First of all, when we say that God is a person, what we mean is that you, me, and everyone else who has ever or will ever live is a person. And because God is infinitely greater than us, omnipotent, perfect, and lacking nothing, then this thing we possess, personhood, must also be true of God as well, although the likelihood that He possesses it to perfection and whatever we have that we call personhood only exists in us, imperfectly and incomplete.
That still doesn’t answer the question of what Personood is. And the fact of the matter, we can only hope to hazard some guesses. Interesting, isn’t it? That whatever makes us unique amongst God’s creatures, this thing that separates us from the beasts, is something that we can’t quite exactly put our finger on?
One of the interesting things about Personhood is that it is a Christian concept. As Pope Benedict wrote in his book, Introduction to Christianity,
“Here it must be mentioned that the word persona and its Greek equivalent, prosopon, belong to the language of the theater. They denoted the mask that made the actor into the embodiment of someone else. It was as a result of considerations of this sort that the word was first introduced into the language of Christianity and so transformed by the Christian faith itself in the course of a severe struggle that out of the word arose the idea of the person, a notion alien to antiquity. (emphasis added)
And here lies one of the clues about Personhood, it is relational. The lone individual is never a person. Imagine someone dropped at birth on a desert island. Let’s skip the details on how this individual is fed, or how their diaper is changed. Somehow, they grow up with no other humans. Who does this human think he is? He can’t know whether he has an anger problem, is particularly skittish, funny, smart, kind, generous, or even that he’s a ‘he’. He has no ability to see himself reflected in his relationship with others, he has not been loved, or been able to love anyone.

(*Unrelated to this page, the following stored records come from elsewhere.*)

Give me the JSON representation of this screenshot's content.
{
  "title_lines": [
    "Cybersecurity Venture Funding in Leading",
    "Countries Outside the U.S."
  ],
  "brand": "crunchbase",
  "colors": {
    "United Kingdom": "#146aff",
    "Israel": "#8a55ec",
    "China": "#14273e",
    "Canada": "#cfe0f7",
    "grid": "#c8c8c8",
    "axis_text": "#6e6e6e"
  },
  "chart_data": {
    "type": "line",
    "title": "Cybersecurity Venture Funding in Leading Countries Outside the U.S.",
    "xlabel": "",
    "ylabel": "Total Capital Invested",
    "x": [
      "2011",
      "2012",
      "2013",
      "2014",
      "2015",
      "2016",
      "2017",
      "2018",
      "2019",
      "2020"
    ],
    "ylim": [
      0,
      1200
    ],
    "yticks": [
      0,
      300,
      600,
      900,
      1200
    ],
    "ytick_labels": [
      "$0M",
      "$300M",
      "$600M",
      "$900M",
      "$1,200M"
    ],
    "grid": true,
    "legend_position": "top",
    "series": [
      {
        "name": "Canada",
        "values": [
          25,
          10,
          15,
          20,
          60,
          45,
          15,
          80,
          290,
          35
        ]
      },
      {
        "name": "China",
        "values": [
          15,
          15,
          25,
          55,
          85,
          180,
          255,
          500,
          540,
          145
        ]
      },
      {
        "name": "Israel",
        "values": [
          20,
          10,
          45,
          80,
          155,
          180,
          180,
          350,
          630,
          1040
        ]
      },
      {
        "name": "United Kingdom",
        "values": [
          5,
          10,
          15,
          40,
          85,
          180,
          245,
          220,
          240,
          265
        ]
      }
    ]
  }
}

Who we are as persons depends on these things. The love and acceptance (or lack thereof) received from parents, family, and friends. The guidance or shame we receive from mentors, coaches, and teachers, all effect our understanding of ourselves as persons. This also means we each bear a great responsibility for the personhood of others. Through our relationships, we affect other people’s understanding of themselves.
But our true personhood begins and ends in Christ. Through Him and our relationship with Him, we are accepted for who we truly are, not as we or others think of us, but who are as creatures made in the image and likeness of God. Importantly, although He accepts us as we are, He also knows who we can become. Acceptance does not mean capitulation to one’s own ideas of self, but rather, an acknowledgement of both our worth and our shortcomings. God accepts us as we are so that we can become something, someone, so much more.